The two storeyed corner building is designed in the Edwardian Free Classical Style. The chamfered elevation is a common means of acknowledging the location of a building on a corner. The entry to the corner shop is off the corner with Hammond Street while the entry to the upper floor is at the southern end of the building on Broadway.
The exterior of the ground floor shops are tiled with timber frames. Immediately above the verandah are steel framed windows allowing light into the shops. Each street elevation is divided into nearly symmetrical bays by pilasters with ornate capitals supporting a deep cornice above which is a shallow parapet.
It is likely to have been constructed of brickwork and cement rendered.
The building has been designed in the Edwardian Free Classical style where Classical elements are used in a non-academic manner. The building shows characteristics of the style including a lack of exact symmetry for each elevation, truncated parapets and pediments, unconventional classical orders and entablature combined with conventional classical elements.
The style was popular with architects who wished to base their designs upon classical architecture but were unwilling to have their architectural talents fettered by an academic approach to classicism.

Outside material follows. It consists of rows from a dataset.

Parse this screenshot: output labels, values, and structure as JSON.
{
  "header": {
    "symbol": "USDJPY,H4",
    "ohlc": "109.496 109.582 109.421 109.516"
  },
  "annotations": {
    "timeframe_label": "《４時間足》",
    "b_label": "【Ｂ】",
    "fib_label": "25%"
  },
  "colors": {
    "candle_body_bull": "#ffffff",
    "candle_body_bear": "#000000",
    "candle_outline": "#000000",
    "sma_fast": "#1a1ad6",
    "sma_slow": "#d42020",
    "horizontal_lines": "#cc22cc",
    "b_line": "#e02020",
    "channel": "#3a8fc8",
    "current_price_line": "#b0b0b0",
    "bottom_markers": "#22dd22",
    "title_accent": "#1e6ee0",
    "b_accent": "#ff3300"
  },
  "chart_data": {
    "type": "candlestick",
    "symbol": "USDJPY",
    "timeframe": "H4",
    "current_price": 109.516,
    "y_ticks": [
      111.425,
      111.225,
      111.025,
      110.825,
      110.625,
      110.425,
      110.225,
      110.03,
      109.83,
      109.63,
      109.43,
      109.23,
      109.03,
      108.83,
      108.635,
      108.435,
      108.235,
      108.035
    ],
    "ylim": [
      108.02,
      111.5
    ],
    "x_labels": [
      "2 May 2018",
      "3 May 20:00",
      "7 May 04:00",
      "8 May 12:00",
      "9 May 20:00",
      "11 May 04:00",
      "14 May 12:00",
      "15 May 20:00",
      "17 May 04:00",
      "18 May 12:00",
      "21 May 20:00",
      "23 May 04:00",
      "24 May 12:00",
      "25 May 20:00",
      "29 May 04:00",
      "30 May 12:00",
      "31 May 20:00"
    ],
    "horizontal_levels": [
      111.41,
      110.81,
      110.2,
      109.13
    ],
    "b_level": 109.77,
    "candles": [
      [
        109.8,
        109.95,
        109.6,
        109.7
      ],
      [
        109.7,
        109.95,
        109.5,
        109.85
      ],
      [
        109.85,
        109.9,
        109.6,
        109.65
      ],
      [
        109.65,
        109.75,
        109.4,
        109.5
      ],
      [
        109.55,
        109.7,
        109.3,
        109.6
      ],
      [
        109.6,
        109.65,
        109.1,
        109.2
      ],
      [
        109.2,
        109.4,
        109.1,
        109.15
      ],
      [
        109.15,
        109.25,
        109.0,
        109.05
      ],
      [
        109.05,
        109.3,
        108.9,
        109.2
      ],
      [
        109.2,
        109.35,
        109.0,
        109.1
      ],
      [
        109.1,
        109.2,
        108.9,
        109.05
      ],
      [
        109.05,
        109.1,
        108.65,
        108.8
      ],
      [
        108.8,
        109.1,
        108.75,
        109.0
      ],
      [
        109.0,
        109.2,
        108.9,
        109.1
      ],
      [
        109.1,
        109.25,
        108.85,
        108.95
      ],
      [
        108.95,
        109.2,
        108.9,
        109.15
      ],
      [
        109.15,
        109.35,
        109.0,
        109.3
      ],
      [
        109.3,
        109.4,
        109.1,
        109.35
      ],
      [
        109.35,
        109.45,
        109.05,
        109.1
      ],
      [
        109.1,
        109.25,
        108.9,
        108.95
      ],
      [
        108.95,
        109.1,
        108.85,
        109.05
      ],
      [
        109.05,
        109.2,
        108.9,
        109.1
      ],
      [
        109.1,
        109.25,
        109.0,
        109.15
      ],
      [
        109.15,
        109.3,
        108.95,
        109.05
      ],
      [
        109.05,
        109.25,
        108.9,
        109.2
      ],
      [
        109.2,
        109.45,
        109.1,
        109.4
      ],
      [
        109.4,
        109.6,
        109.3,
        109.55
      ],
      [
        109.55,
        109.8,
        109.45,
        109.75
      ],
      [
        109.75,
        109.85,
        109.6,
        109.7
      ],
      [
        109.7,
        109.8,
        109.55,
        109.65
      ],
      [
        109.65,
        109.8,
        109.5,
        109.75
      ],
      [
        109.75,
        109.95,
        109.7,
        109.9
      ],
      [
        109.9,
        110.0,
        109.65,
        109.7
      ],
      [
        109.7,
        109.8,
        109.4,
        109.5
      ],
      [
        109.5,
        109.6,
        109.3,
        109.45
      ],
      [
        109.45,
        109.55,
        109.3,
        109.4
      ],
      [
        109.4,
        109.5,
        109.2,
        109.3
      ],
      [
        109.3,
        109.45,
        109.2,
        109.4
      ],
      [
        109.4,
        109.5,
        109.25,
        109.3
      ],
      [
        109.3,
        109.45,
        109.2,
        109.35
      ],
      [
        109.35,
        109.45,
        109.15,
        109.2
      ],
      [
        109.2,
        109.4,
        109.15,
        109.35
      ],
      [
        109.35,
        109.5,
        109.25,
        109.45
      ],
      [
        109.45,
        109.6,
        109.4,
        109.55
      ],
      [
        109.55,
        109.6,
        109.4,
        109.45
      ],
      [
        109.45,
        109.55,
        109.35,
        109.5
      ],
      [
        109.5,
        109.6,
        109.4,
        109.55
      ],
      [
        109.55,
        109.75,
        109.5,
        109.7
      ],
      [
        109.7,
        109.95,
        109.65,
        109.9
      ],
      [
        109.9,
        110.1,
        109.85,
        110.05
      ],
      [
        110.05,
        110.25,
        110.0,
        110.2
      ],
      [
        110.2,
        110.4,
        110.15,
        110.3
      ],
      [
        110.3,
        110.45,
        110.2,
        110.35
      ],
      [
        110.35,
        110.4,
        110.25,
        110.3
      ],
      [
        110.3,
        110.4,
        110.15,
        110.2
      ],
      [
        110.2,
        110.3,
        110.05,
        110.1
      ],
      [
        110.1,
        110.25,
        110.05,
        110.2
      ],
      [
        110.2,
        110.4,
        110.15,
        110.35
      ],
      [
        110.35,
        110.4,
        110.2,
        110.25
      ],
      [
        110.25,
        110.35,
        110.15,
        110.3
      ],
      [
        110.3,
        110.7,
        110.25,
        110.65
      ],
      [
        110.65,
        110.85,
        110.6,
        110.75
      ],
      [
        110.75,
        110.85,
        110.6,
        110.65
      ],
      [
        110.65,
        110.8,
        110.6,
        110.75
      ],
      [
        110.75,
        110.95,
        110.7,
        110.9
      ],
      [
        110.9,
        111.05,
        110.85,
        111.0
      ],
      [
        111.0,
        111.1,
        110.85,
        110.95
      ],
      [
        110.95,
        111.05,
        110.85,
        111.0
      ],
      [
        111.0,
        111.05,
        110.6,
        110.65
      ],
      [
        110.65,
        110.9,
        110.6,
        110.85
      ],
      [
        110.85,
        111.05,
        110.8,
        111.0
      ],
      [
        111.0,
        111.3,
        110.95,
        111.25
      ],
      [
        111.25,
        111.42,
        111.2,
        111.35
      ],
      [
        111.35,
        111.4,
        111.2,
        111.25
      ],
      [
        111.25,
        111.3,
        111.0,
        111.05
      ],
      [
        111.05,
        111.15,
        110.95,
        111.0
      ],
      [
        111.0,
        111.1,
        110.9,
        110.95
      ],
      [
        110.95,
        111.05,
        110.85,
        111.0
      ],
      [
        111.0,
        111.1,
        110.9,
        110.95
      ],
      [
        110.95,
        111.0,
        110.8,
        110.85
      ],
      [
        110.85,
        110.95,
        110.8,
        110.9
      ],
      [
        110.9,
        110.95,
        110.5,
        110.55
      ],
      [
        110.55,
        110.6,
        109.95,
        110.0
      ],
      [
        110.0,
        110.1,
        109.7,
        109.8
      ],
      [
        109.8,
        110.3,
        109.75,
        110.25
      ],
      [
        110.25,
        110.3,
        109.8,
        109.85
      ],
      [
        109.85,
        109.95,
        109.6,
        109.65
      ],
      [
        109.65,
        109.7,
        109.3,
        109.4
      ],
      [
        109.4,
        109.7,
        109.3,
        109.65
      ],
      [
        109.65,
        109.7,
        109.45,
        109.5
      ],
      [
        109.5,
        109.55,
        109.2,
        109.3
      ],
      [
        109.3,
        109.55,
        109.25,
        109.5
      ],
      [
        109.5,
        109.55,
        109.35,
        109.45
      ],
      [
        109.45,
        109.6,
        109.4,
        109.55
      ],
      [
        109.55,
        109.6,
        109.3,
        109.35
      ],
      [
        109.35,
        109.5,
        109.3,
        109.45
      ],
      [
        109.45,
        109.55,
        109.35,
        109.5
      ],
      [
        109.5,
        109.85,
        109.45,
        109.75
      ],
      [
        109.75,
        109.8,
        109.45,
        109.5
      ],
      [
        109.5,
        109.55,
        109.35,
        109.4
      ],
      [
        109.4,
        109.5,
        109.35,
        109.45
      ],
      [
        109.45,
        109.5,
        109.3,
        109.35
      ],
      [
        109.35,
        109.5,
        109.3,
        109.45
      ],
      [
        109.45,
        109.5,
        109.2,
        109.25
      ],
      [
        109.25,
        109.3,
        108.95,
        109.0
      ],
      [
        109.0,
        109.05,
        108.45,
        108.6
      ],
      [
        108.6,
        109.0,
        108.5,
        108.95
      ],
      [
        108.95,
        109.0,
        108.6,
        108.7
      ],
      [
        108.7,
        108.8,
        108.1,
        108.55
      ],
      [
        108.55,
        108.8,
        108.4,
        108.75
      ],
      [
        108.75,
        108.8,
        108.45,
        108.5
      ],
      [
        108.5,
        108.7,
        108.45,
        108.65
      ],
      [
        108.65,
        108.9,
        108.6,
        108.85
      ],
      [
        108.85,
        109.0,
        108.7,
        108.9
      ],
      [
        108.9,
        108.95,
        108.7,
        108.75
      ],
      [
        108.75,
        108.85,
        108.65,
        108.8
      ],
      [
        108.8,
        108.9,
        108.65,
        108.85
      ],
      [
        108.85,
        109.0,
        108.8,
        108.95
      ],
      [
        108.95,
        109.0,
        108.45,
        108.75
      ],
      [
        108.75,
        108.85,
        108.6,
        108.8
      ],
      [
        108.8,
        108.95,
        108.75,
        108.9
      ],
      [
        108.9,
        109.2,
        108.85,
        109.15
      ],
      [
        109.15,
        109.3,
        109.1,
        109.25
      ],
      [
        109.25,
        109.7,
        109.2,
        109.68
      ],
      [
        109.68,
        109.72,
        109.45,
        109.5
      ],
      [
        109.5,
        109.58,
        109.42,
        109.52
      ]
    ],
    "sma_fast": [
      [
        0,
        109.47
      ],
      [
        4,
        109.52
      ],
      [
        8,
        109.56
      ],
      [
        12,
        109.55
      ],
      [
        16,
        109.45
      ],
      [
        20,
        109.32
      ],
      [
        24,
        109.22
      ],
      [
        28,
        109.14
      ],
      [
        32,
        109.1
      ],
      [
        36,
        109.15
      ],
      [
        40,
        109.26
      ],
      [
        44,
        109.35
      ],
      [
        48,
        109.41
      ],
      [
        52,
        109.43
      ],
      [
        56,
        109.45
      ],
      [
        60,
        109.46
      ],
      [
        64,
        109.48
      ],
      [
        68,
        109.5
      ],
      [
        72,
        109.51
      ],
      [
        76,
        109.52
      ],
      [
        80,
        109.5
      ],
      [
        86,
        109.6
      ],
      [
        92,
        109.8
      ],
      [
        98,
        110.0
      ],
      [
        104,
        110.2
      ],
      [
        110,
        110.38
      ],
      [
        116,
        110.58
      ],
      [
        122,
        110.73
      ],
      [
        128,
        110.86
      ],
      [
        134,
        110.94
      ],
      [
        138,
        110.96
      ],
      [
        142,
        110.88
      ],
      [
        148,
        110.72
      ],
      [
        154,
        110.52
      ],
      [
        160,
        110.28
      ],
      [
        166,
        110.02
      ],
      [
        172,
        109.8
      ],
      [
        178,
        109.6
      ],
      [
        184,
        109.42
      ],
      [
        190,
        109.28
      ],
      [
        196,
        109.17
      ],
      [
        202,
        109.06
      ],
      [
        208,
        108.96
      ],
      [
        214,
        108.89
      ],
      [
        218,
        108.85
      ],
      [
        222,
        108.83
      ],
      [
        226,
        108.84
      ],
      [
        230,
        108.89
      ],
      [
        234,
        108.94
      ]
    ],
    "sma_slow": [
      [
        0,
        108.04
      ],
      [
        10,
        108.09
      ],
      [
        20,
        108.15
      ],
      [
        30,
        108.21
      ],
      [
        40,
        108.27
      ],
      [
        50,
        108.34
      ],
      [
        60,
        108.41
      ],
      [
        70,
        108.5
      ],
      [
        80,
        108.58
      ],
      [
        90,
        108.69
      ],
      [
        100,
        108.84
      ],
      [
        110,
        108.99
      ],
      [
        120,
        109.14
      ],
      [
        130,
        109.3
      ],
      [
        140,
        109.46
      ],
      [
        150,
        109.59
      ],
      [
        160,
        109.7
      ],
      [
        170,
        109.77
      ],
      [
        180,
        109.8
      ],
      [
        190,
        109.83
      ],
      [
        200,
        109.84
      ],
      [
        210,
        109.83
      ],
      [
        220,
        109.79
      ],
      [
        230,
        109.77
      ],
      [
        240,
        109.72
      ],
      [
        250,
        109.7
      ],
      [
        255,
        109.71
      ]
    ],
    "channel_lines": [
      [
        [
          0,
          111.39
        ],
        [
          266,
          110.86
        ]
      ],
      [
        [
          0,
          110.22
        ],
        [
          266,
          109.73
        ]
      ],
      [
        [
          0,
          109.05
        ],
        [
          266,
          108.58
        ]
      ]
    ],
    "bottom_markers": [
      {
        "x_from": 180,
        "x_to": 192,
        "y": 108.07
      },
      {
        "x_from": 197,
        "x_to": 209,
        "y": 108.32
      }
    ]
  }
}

British architect Edwin Lutyens and American Frank Furness were influential in popularising the style, which they saw as a development towards a modern style.
Elements comprising the street elevation are the most significant including:
cement rendered brickwork
rendered parapet and pediment details, cornice, lettering with "Merchant J J McDonald Tailor and Habit-Maker", window architraves and sill course, pilasters, cornice, sting courses and other original decorative elements
timber double hung sash window
tiled and timber shopfronts
steel windows above the verandah
Although not visible the rear elevation and roof are also of significance.
Please note that entry on the New Zealand Heritage List/Rarangi Korero identifies only the heritage values of the property concerned, and should not be construed as advice on the state of the property, or as a comment of its soundness or safety, including in regard to earthquake risk, safety in the event of fire, or insanitary conditions.